Helicobacter pylori secrète différentes substances dont des enzymes, qui vont modifier le mucus protecteur des cellules, ainsi que des molécules entraînant une réaction inflammatoire locale. Elle augmente également la sécrétion acide, ce qui abaisse le pH. Tout ceci engendre une libération d’enzymes lysosomiales et de radicaux libres par les cellules, provoquant des lésions cellulaires et enfin un ulcère.

Il faut signaler que, sans que l’on sache bien l’expliquer, le développement d’un ulcère n’est pas automatique en présence de la bactérie. En moyenne, 50 % des humains hébergent Helicobacter pylori (30-40 % en France, jusqu’à 80 % dans certains pays) mais seuls 10 % développent un ulcère gastroduodénal en France (dans 80 % des cas il s’agit d’un ulcère duodénal).

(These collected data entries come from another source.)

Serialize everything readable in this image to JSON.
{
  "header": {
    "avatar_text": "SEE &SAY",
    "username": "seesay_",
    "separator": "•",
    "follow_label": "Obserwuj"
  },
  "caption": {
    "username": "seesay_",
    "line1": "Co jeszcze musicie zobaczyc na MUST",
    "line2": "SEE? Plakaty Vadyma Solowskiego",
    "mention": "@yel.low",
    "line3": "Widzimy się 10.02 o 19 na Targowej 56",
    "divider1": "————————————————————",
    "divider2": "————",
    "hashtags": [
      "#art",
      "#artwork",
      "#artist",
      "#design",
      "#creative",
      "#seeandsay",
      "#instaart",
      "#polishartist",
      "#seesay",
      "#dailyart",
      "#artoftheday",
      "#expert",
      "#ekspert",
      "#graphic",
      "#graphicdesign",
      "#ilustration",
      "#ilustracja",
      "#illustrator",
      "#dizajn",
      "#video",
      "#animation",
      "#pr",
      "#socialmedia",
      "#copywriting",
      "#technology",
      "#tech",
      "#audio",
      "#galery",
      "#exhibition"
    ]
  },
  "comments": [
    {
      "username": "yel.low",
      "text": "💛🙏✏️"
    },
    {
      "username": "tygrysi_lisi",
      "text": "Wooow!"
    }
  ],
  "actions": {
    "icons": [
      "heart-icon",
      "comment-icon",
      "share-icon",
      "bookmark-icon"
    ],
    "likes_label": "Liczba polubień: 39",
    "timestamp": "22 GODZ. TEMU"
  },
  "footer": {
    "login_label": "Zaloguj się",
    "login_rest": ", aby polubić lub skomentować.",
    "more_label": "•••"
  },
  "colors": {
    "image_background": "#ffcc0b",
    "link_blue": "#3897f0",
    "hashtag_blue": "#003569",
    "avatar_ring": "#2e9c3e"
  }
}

Pour les malades, la guérison passe par l’élimination de la bactérie. Le traitement classique associe la prise de deux antibiotiques différents, couplée à un traitement anti-acide. On utilise deux antibiotiques pour limiter les risques de résistance, mais aussi du fait que la bactérie est difficile à atteindre (elle est cachée au fond des cryptes de la muqueuse stomacale ou duodénale). Le taux de guérison est élevé, de l’ordre de 90 %, et durable. En effet, il est très rare que l’infection à Helicobacter pylori ait lieu à l’âge adulte. La plupart du temps, la contamination est réalisée entre 0 et 5 ans (transmission mère-enfant prépondérante). Une fois la bactérie éliminée, il est donc rare que la personne soit de nouveau infectée.

Perspectives

Dans les années 1980, l’idée que Helicobacter pylori puisse être la cause principale des ulcères gastroduodénaux s’est imposée difficilement. Elle est maintenant bien établie et a bouleversé le traitement proposé aux personnes atteintes. Mais au-delà des ulcères gastroduodénaux, cette bactérie serait également responsable de 90 % des gastrites chroniques.

Par ailleurs, Helicobacter pylori figure dans le groupe des agents cancérogènes de catégorie I (cancérogénicité certaine chez l’Homme). La présence de cette bactérie est donc un facteur de risque pour le développement de différentes maladies plus ou moins graves. C’est pourquoi, la question se pose de la pertinence d’un dépistage systématique et d’un traitement préventif de toutes les personnes infectées. Il est donc possible que dans quelques années, à l’image de ce qui se fait actuellement en présence d’un ulcère, l’éradication d’Helicobacter pylori soit une indication courante pour de nombreuses pathologies gastriques, que ce soit dans un cadre curatif ou préventif.